Yoga may burn calories during the performance of the physical exercises, but it can also help a person lose weight in other ways. Growing a yoga practice can assist a student in becoming more aware of their physical body and how it is feeling. (Many students come to yoga with poor proprioception and other forms of self-knowledge about their own bodies.) Learning to pay attention to the feelings–physical and otherwise–in a post can assist with paying attention off the mat. This may translate to improved skills in determining whether I am actually hungry, and therefore need to eat, or whether I am really just bored, or sad, or something else. Further, a yoga practice may encourage people to examine the specific foods they choose to eat, and the quantities in which they choose to eat them, as they learn to recognize the cause and effect connection between food and how they feel after eating it.
Heat by itself does NOT cause you to burn more calories or up the intensity of any exercise, yoga included. If it did, the most popular way of losing weight would be to lounge around in the sauna! Because heat makes you sweat more, participants in heated exercises often feel like they had a more intense workout, even though this is not necessarily the case.

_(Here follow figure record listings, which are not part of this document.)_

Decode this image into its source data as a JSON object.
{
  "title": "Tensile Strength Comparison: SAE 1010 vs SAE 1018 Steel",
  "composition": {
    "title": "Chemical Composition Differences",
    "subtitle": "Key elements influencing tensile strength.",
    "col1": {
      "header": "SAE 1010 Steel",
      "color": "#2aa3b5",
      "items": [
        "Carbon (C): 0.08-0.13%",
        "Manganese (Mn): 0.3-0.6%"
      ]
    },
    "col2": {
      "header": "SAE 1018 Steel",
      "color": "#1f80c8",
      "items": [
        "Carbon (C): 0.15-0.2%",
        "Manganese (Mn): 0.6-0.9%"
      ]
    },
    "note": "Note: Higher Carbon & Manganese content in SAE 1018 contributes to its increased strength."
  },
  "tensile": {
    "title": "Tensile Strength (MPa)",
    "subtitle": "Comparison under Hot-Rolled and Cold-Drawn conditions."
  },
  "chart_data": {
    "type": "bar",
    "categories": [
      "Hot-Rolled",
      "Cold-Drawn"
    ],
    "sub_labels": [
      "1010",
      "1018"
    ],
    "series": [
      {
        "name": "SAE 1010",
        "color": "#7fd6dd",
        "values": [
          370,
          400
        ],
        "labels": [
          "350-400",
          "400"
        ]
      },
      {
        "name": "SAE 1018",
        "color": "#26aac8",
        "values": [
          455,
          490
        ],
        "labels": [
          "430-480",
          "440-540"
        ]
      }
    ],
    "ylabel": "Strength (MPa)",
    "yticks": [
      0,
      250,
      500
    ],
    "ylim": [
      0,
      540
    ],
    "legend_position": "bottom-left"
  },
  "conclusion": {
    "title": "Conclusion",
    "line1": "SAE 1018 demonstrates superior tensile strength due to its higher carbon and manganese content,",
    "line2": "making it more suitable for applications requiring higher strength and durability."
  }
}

Heated yoga practice is also not appropriate for all students. It may be inappropriate for people with heart conditions, cardiovascular disease, or uncontrolled blood pressure, among other health conditions. A heated room can lead to heat-related injuries for some individuals, including dehydration. Without air circulation, sweating is a less effective means for the body to cool itself, and some bodies are unable to maintain a proper body temperature in a heated and humid environment. If you are going to teach heated yoga, it is important to give your students information on how to practice safely in the heat and educate them on the signs of heat-related health problems. There is an excellent article on heated yoga and the specific physiological effects on the body available in the electronic library of the International Association of Yoga Therapists, written in plain language that is easily understandable.
A steady practice and muscular engagement during the physical practice will aid a yoga practitioner in losing weight. Standing poses in particular can help build and work muscles when they are performed engaging the muscles. It takes an experienced, well-trained teacher to help newer students learn how to perform asanas this way. There isn’t anything “wrong” with doing asanas a different way–for example in a purely flowing, aerobic style–but a combination of aerobic and anaerobic exercise has consistently been shown to be most effective in weight loss. It isn’t any different with the physical practices of yoga.